Secondo quanto riporta il sito “altrepagine.it“, il neo comandante dei Vigili Urbani di Campobasso, sarebbe stato rinviato a giudizio con due gravi accuse: abuso d’ufficio e stalking.
“Reati che, secondo il giudice, Luigi Greco avrebbe commesso nella veste di comandante della polizia municipale dell’ex Comune di Corigliano Calabro, oggi parte del Comune unico di Corigliano-Rossano“.
Luigi Greco, nato a Barletta il 12 ottobre del 1968, è stato individuato al termine della selezione pubblica diretta indetta dal Comune di Campobasso, a febbraio 2020, per il conferimento dell’incarico di Dirigente dell’Area Polizia Locale, della quale è risultato vincitore.
Lo scorso 1 dicembre, Greco è stato presentato ufficialmente alla città, nel corso di una conferenza stampa organizzata presso Palazzo San Giorgio. A presentarlo hanno provveduto il sindaco di Campobasso, Roberto Gravina, e l’assessore Simone Cretella.
Una brutta gatta da pelare per l’amministrazione Gravina che ora dovrà fornire, delle motivate spiegazioni, su come sia stato possibile non essere a conoscenza di un procedimento giudiziario nei confronti del neo comandante dei Vigili Urbani.
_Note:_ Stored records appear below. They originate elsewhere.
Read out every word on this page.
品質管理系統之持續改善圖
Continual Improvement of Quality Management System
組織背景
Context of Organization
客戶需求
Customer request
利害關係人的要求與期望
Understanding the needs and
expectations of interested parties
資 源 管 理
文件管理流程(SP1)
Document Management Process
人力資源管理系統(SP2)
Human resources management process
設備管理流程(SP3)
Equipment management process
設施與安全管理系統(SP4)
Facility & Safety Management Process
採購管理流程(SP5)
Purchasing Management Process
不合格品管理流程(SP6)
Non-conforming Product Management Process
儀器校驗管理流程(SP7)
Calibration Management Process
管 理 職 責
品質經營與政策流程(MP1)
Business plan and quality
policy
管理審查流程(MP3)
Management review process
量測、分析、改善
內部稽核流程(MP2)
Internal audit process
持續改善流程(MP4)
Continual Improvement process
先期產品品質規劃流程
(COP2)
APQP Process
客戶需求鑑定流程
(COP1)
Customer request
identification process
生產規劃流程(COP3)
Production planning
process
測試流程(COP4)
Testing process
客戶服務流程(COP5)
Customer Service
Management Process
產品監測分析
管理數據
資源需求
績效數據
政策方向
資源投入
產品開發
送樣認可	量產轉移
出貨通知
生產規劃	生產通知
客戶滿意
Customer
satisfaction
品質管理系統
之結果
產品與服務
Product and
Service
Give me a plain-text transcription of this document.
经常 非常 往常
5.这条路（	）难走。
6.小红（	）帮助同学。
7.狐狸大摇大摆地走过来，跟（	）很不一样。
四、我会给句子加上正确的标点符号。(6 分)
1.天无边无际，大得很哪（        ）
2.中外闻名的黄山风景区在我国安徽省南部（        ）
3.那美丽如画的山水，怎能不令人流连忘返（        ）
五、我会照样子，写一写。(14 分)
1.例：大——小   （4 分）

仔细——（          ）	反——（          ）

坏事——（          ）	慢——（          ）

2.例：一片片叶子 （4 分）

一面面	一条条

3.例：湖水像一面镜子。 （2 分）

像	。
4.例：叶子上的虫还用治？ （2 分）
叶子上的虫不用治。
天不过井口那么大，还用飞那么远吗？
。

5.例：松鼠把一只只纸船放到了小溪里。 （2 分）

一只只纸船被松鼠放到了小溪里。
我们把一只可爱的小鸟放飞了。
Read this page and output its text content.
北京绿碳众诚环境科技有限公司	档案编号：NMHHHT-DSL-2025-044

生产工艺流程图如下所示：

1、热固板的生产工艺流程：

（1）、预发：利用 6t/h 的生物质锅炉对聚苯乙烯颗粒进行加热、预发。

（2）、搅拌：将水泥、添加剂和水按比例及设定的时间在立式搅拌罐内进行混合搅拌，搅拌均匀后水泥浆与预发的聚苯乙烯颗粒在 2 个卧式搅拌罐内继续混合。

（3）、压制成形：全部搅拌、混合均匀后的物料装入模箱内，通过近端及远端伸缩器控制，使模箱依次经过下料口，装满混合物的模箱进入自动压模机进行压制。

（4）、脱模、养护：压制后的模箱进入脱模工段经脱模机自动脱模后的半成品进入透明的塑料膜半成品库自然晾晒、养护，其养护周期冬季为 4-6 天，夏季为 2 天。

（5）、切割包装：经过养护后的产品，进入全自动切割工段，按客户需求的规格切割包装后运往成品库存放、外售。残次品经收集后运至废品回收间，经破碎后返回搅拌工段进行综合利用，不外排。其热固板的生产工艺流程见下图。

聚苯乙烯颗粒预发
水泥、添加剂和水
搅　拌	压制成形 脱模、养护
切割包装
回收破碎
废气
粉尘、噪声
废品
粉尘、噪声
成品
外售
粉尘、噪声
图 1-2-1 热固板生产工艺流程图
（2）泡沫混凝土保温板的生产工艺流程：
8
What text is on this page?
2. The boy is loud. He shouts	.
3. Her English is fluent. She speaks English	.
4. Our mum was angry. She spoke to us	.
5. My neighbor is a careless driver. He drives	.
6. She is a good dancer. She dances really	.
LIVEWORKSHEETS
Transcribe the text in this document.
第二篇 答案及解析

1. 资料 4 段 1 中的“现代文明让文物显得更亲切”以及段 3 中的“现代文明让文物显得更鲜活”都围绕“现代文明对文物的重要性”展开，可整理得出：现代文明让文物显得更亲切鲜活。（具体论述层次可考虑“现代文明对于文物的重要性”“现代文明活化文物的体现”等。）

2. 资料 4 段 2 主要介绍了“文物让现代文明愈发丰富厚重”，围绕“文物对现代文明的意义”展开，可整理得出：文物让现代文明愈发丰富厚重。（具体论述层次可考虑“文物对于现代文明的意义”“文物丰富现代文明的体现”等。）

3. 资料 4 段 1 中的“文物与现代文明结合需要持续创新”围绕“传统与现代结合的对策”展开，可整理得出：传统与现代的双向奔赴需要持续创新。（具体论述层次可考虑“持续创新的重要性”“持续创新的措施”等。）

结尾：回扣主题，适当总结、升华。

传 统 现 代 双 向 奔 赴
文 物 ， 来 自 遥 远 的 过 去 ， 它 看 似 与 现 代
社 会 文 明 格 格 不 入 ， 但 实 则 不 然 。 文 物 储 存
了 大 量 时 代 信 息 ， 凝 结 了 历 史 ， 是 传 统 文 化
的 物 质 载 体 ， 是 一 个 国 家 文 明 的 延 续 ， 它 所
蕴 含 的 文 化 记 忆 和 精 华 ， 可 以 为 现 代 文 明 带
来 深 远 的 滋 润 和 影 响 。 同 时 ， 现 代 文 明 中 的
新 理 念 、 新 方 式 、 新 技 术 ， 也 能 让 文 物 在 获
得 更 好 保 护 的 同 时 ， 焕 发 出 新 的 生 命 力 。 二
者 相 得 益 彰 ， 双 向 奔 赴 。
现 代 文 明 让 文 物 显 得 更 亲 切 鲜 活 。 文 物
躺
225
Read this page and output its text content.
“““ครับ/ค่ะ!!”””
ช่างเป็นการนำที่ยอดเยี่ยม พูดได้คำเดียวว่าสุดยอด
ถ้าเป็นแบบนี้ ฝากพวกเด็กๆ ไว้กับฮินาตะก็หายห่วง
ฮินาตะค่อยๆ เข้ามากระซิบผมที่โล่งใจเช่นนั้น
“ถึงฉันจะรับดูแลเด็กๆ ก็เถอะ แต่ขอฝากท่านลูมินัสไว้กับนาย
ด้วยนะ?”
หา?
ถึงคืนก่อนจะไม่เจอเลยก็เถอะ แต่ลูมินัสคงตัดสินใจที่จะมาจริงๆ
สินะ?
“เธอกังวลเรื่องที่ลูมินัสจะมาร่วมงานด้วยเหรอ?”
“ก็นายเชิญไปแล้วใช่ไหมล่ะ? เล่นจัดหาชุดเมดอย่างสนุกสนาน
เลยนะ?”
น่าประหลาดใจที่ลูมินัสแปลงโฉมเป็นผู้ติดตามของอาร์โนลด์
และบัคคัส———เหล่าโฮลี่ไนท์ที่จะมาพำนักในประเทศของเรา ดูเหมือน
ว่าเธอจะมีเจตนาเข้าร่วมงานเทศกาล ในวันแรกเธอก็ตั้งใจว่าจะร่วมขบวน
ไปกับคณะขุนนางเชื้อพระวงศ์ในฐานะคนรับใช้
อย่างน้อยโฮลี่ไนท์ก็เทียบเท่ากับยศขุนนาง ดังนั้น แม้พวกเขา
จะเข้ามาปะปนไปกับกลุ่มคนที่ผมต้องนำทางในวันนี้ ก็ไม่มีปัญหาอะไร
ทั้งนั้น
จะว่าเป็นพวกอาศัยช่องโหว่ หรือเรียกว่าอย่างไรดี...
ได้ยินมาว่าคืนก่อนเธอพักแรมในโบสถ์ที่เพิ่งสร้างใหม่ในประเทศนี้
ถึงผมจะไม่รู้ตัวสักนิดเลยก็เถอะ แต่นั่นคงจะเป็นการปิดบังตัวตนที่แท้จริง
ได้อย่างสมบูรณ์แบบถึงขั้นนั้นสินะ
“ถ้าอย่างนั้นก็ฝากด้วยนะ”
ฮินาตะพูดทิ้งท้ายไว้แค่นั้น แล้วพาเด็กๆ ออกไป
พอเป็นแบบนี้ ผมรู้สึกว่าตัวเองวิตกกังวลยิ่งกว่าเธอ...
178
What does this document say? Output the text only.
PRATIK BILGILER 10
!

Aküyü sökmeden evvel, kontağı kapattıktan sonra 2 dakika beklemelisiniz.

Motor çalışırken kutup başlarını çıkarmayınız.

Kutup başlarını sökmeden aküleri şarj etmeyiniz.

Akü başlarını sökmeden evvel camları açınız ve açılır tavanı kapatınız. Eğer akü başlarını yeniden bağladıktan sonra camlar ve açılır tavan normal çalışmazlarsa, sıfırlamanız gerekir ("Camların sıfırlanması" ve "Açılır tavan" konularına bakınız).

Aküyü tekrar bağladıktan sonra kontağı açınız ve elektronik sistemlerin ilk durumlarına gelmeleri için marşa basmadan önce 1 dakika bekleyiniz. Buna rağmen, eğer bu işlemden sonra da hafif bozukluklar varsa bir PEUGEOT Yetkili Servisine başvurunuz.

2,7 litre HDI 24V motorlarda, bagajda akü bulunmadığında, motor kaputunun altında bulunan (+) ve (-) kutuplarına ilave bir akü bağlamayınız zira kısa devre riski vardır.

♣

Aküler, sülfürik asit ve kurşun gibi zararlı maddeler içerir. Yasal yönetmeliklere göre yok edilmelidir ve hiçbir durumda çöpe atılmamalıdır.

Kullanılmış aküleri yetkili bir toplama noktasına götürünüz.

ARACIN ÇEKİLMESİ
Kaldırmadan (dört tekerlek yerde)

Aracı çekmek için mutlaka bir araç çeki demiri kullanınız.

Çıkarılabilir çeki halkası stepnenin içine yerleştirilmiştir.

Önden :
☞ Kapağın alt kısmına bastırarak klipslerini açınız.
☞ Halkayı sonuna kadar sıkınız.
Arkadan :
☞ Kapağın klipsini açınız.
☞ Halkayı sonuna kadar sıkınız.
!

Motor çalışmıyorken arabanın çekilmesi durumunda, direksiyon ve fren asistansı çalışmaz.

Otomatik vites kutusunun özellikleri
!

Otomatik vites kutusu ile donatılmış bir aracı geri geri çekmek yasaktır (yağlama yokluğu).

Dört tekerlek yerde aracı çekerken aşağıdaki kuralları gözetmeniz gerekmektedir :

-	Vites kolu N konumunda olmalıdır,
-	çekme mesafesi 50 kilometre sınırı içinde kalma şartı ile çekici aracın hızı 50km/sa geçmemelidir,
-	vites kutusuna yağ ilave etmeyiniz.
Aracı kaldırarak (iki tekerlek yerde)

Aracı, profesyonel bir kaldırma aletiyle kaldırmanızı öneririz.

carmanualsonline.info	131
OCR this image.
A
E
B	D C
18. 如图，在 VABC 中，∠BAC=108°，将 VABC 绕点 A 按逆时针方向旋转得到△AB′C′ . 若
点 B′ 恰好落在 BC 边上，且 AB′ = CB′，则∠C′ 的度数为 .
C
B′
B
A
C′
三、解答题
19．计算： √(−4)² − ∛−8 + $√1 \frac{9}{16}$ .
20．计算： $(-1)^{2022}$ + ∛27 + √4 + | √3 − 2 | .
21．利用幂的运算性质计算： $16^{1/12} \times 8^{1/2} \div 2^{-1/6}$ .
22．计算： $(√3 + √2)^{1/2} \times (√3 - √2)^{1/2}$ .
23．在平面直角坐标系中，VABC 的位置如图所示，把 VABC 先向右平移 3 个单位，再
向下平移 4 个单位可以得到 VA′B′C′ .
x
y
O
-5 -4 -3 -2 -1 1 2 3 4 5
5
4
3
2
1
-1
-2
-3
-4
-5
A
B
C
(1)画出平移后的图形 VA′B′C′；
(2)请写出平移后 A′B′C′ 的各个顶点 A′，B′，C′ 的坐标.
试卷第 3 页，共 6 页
Comunicazione del sindaco Gravina sul rinvio a giudizio del comandante della Polizia Locale
“In riferimento a quanto emerso a mezzo stampa riguardo alla notizia del rinvio a giudizio del comandante della Polizia Locale, Luigi Greco, presso il tribunale di Castrovillari, il sindaco di Campobasso, Roberto Gravina, rende noto che l’Amministrazione sta compiendo i necessari approfondimenti, all’esito dei quali, la prossima settimana, rilascerà una opportuna e precisa comunicazione ufficiale in merito”.